池上彰/佐藤優『プーチンの10年戦争』(東京堂出版、2023.06)
日本では詳しく報じられたことがない20年にわたるプーチンの論文や演説の分析から戦争の背景・ロシアのねらいを徹底分析。危機の時代の必読書!1999‐2023年のプーチン大統領の主要論文・演説、2022年のゼレンスキー大統領の英・米・日本国会向けの演説完全収録!
『プーチンの10年戦争』
□はじめに ジャーナリスト池上彰
■第1章 蔑ろにされたプーチンからのシグナル
■戦争は絶対に許されない
□GHQによる日本統治の背景に、徹底的な日本分析あり
□ロシアの「核」に怯える愚
□強引な「4州併合」の理由とは
□日露関係は悪化していない
□20年の思考の変遷を読む
□「宣伝」のプーチン、「扇動」のゼレンスキー
□第2章 プーチンは何を語ってきたか
__7本の論文・演説を読み解く
□第3章 歴史から見るウクライナの深層
□第4章 クリミア半島から見える両国の相克
□終 章 戦争の行方と日本の取るべき道
□おわりに 佐藤 優
□参考文献
□附録 プーチン大統領論文・演説、ゼレンスキー大統領演説
第1章 蔑ろにされたプーチンからのシグナル
戦争は絶対に許されない
池上 2022年2月24日にロシアがウクライナの国境を越えて侵攻してから、もう1年以上が経ちました。この間、市民や兵士の犠牲は増え続けています。一日も早い終結を願うばかりです。

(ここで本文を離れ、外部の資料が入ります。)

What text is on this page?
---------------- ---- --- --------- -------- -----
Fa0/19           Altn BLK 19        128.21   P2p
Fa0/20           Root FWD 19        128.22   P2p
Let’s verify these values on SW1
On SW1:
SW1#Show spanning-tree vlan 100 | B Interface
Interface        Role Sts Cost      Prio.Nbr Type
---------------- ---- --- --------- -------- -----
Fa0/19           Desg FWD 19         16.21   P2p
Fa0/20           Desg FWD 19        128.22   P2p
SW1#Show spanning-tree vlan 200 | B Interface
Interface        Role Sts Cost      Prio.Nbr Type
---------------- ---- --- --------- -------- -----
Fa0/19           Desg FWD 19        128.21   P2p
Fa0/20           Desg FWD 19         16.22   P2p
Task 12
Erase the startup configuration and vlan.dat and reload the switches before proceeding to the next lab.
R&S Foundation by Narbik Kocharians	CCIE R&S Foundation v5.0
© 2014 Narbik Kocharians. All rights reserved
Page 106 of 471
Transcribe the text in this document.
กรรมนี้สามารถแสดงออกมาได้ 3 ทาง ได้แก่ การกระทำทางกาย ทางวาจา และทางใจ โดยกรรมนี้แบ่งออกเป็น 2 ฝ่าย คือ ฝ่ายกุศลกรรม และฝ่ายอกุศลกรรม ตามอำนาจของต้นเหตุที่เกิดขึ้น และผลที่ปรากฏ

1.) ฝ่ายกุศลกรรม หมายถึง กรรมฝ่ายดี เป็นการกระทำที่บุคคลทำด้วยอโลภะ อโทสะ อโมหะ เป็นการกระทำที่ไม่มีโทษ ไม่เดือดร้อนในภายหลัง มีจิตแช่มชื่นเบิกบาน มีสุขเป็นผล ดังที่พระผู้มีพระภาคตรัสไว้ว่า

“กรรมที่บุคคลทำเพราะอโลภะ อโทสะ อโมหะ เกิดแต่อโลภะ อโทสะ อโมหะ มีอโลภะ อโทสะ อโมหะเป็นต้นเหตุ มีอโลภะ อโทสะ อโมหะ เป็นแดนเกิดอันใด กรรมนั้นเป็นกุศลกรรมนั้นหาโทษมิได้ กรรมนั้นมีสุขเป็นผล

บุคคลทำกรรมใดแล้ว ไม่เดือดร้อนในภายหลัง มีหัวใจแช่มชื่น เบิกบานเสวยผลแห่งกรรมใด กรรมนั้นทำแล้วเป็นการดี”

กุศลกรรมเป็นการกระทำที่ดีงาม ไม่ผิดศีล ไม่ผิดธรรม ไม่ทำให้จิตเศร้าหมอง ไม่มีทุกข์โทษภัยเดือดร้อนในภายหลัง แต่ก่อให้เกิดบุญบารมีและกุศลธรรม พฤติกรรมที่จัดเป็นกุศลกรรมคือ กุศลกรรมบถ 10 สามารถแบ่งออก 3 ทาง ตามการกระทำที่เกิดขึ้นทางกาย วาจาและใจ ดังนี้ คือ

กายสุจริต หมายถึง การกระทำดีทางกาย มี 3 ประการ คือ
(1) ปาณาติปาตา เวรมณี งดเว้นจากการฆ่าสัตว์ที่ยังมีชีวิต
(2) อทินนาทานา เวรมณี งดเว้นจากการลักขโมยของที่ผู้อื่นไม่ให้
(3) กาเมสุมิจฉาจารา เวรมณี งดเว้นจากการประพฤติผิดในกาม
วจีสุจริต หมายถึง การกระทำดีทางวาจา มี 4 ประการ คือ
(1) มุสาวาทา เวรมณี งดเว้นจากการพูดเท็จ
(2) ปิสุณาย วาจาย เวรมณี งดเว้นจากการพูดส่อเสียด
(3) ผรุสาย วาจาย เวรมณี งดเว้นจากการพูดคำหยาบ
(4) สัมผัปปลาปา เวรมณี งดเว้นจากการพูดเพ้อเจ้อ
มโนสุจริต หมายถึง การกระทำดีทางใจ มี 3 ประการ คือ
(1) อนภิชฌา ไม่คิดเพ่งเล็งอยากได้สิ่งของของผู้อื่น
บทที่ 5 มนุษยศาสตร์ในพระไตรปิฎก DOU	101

戦争が勃発して以来、テレビや新聞、雑誌や本など、さまざまな媒体でこの戦争について報じられ、論じられてきています。
佐藤 ウクライナ問題の報道を見ない日はないくらいですね。中にはロシアによるウクライナ侵攻を日本と中国の話に置き換え、日本周辺における核使用の危機を煽るような話まで出てきています。
池上 核戦争の脅威も、まことしやかにささやかれている。不安ばかりが高まっています。今大切なことは、この戦争によって世の中が落ち着かない中で、まずはできるだけ冷静に状況を分析し、そこからどうすべきかをそれぞれが自分の頭で考えることではないでしょうか。
佐藤 おっしゃるとおりです。無責任に危機を煽ったり、根拠のない情報に基づいて状況を判断したりするようになったら、非常に危ない。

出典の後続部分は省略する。